Summer page-turner: David Baldacci's 'Deliver Us From Evil'

Ten minutes later he was in a car going to the airport in Vienna. Sitting next to him was his boss, Frank Wells. Frank looked like the meanest son of a bitch you would ever run into, principally because he was. He had the chest of a mastiff along with the beast's growl. He favored cheap suits that were perpetually rumpled from the mo- ment he put them on, and a sharp-edged hat that took one back several decades. Shaw believed that Frank was a man who'd been born in the wrong era. He would have done well in the 1920s and 1930s chasing criminals like Al Capone and John Dillinger with a tommy gun and not a search warrant or Miranda warning card in sight. His face was unshaven and his second chin lapped against his thick neck. He was in his fifties and looked older, with about eighty years of acid and anger built up in his psyche. He and Shaw had a love-hate relationship that, at least judging from the foul expression on the man's face, had just swung back to hate.

A part of Shaw could understand that. One reason Frank favored wearing his hat inside cars and indoors was not simply to cover his egg-shaped bald head, but also to hide the dent in his skull where a pistol round fired by Shaw had penetrated. It was not an ideal way to begin a healthy friendship. And yet that nearly lethal confrontation was the only reason they were together now.

"You were a little slow on picking up Benny's movements back there," said Frank as he chewed on an unlit cigar.

"Considering 'Benny' bin Alamen is the holder of the number three slot on the Most Wanted Terrorists list, I'll just take a moment to pat myself on the back."

"Just saying is all, Shaw. Never know if it might come in useful next time."

Shaw didn't answer, primarily because he was tired. He looked out the window at the beautiful avenues of Vienna. He'd been many times to the Austrian capital, home to some of history's greatest musical talent. Unfortunately, his travels here were always for work, and his most vivid memory of the town was not a moving concerto but rather almost dying from a large-caliber round that had come uncomfortably close to his head.

He rubbed at his hair, which had finally grown back. He'd had to scalp himself for a recent mission. He was only in his early forties, six and a half feet tall and in rock-hard shape, but when his hair had come back there'd been a sprinkle of gray at the temples and a dab at his sharp widow's peak. Even for him the last six months had been, well, difficult.

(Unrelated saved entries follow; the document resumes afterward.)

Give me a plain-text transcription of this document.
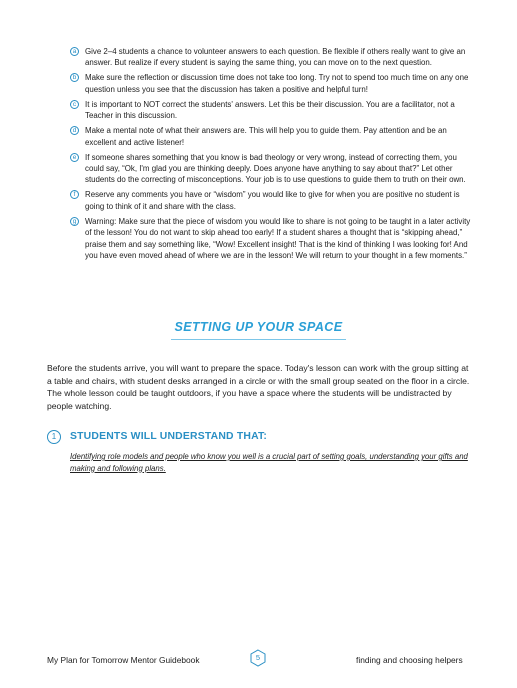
a	Give 2–4 students a chance to volunteer answers to each question. Be flexible if others really want to give an answer. But realize if every student is saying the same thing, you can move on to the next question.
b	Make sure the reflection or discussion time does not take too long. Try not to spend too much time on any one question unless you see that the discussion has taken a positive and helpful turn!
c	It is important to NOT correct the students' answers. Let this be their discussion. You are a facilitator, not a Teacher in this discussion.
d	Make a mental note of what their answers are. This will help you to guide them. Pay attention and be an excellent and active listener!
e	If someone shares something that you know is bad theology or very wrong, instead of correcting them, you could say, “Ok, I'm glad you are thinking deeply. Does anyone have anything to say about that?” Let other students do the correcting of misconceptions. Your job is to use questions to guide them to truth on their own.
f	Reserve any comments you have or “wisdom” you would like to give for when you are positive no student is going to think of it and share with the class.
g	Warning: Make sure that the piece of wisdom you would like to share is not going to be taught in a later activity of the lesson! You do not want to skip ahead too early! If a student shares a thought that is “skipping ahead,” praise them and say something like, “Wow! Excellent insight! That is the kind of thinking I was looking for! And you have even moved ahead of where we are in the lesson! We will return to your thought in a few moments.”
SETTING UP YOUR SPACE
Before the students arrive, you will want to prepare the space. Today's lesson can work with the group sitting at a table and chairs, with student desks arranged in a circle or with the small group seated on the floor in a circle. The whole lesson could be taught outdoors, if you have a space where the students will be undistracted by people watching.
1	STUDENTS WILL UNDERSTAND THAT:
Identifying role models and people who know you well is a crucial part of setting goals, understanding your gifts and making and following plans.
My Plan for Tomorrow Mentor Guidebook	5	finding and choosing helpers
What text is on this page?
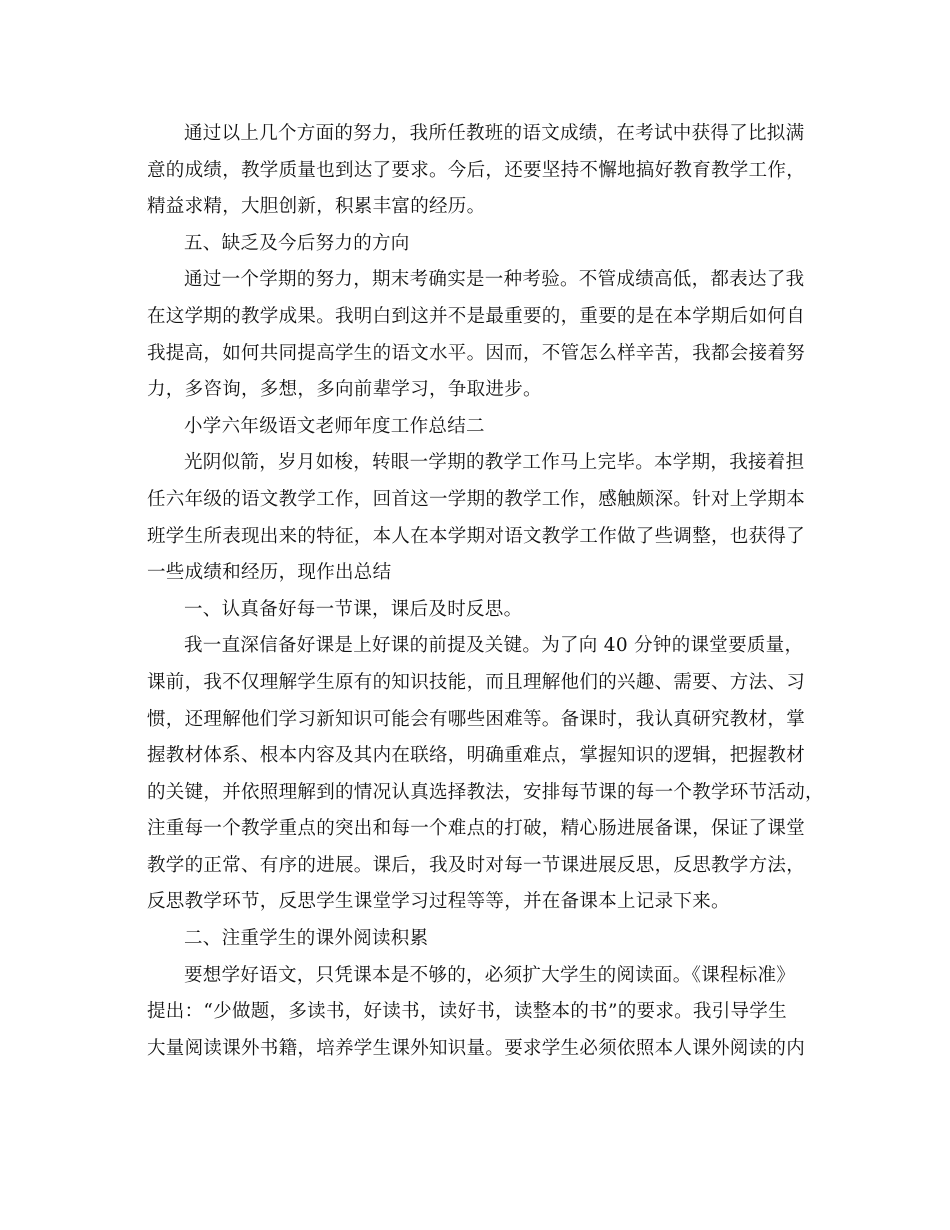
通过以上几个方面的努力，我所任教班的语文成绩，在考试中获得了比拟满
意的成绩，教学质量也到达了要求。今后，还要坚持不懈地搞好教育教学工作，
精益求精，大胆创新，积累丰富的经历。
五、缺乏及今后努力的方向
通过一个学期的努力，期末考确实是一种考验。不管成绩高低，都表达了我
在这学期的教学成果。我明白到这并不是最重要的，重要的是在本学期后如何自
我提高，如何共同提高学生的语文水平。因而，不管怎么样辛苦，我都会接着努
力，多咨询，多想，多向前辈学习，争取进步。
小学六年级语文老师年度工作总结二
光阴似箭，岁月如梭，转眼一学期的教学工作马上完毕。本学期，我接着担
任六年级的语文教学工作，回首这一学期的教学工作，感触颇深。针对上学期本
班学生所表现出来的特征，本人在本学期对语文教学工作做了些调整，也获得了
一些成绩和经历，现作出总结
一、认真备好每一节课，课后及时反思。
我一直深信备好课是上好课的前提及关键。为了向 40 分钟的课堂要质量，
课前，我不仅理解学生原有的知识技能，而且理解他们的兴趣、需要、方法、习
惯，还理解他们学习新知识可能会有哪些困难等。备课时，我认真研究教材，掌
握教材体系、根本内容及其内在联络，明确重难点，掌握知识的逻辑，把握教材
的关键，并依照理解到的情况认真选择教法，安排每节课的每一个教学环节活动，
注重每一个教学重点的突出和每一个难点的打破，精心肠进展备课，保证了课堂
教学的正常、有序的进展。课后，我及时对每一节课进展反思，反思教学方法，
反思教学环节，反思学生课堂学习过程等等，并在备课本上记录下来。
二、注重学生的课外阅读积累
要想学好语文，只凭课本是不够的，必须扩大学生的阅读面。《课程标准》
提出：“少做题，多读书，好读书，读好书，读整本的书”的要求。我引导学生
大量阅读课外书籍，培养学生课外知识量。要求学生必须依照本人课外阅读的内
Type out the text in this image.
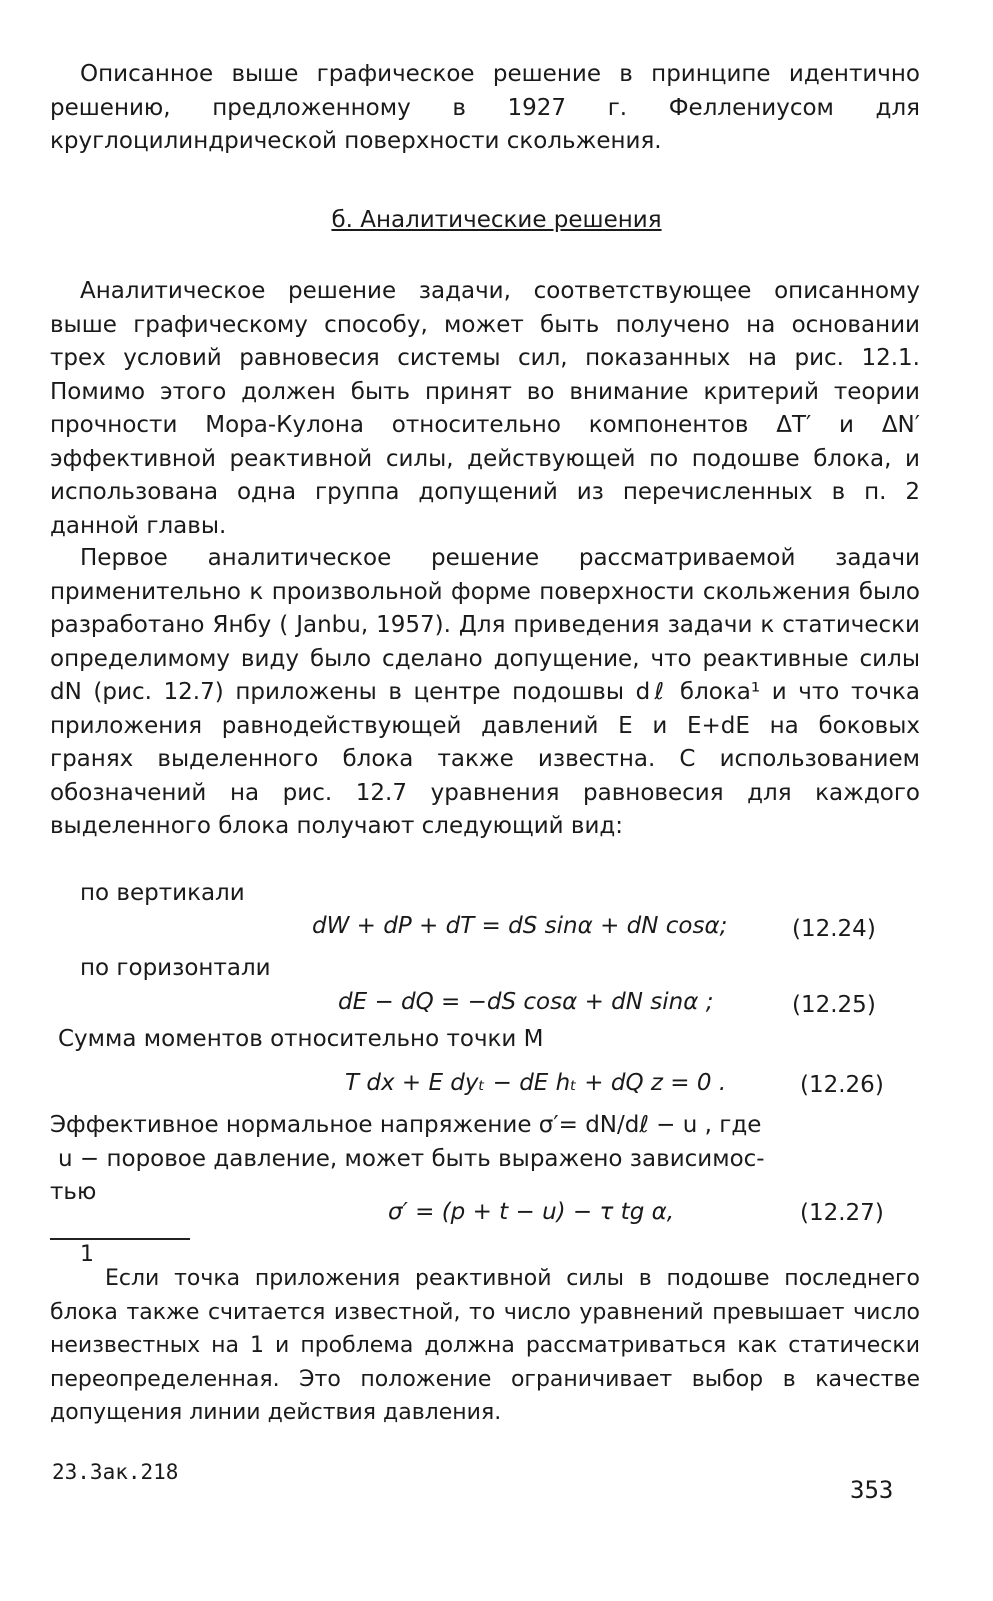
Описанное выше графическое решение в принципе идентично решению, предложенному в 1927 г. Феллениусом для круглоцилиндрической поверхности скольжения.

б. Аналитические решения

Аналитическое решение задачи, соответствующее описанному выше графическому способу, может быть получено на основании трех условий равновесия системы сил, показанных на рис. 12.1. Помимо этого должен быть принят во внимание критерий теории прочности Мора-Кулона относительно компонентов ΔT′ и ΔN′ эффективной реактивной силы, действующей по подошве блока, и использована одна группа допущений из перечисленных в п. 2 данной главы.

Первое аналитическое решение рассматриваемой задачи применительно к произвольной форме поверхности скольжения было разработано Янбу ( Janbu, 1957). Для приведения задачи к статически определимому виду было сделано допущение, что реактивные силы dN (рис. 12.7) приложены в центре подошвы dℓ блока¹ и что точка приложения равнодействующей давлений E и E+dE на боковых гранях выделенного блока также известна. С использованием обозначений на рис. 12.7 уравнения равновесия для каждого выделенного блока получают следующий вид:

по вертикали
dW + dP + dT = dS sinα + dN cosα;	(12.24)
по горизонтали
dE − dQ = −dS cosα + dN sinα ;	(12.25)
Сумма моментов относительно точки M
T dx + E dyₜ − dE hₜ + dQ z = 0 .	(12.26)
Эффективное нормальное напряжение σ′= dN/dℓ − u , где
u − поровое давление, может быть выражено зависимос-
тью
σ′ = (p + t − u) − τ tg α,	(12.27)
1
Если точка приложения реактивной силы в подошве последнего блока также считается известной, то число уравнений превышает число неизвестных на 1 и проблема должна рассматриваться как статически переопределенная. Это положение ограничивает выбор в качестве допущения линии действия давления.
23.Зак.218
353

As if reading his mind, Frank said, "So what happened with you and Katie James?"

"She went back to being a journalist and I went back to doing what I do."

Frank rolled down the window, lit his cigar, and let the smoke drift out the opening. "That's that, huh?"

"Why would there be any more than that?"

"You two went through some serious stuff together. Tends to draw people closer."

"Well, it didn't."

"She called me, you know."


"While back. Said you left without saying good-bye. Just walked off into the sunrise."

"Didn't realize there was a law against that. And why didn't she just call me?"

"Said she tried, but you'd changed your number." "Okay, so maybe I did."

"Why's that?"

"Because I felt like it. Any other personal questions?" "Were you two sleeping together?"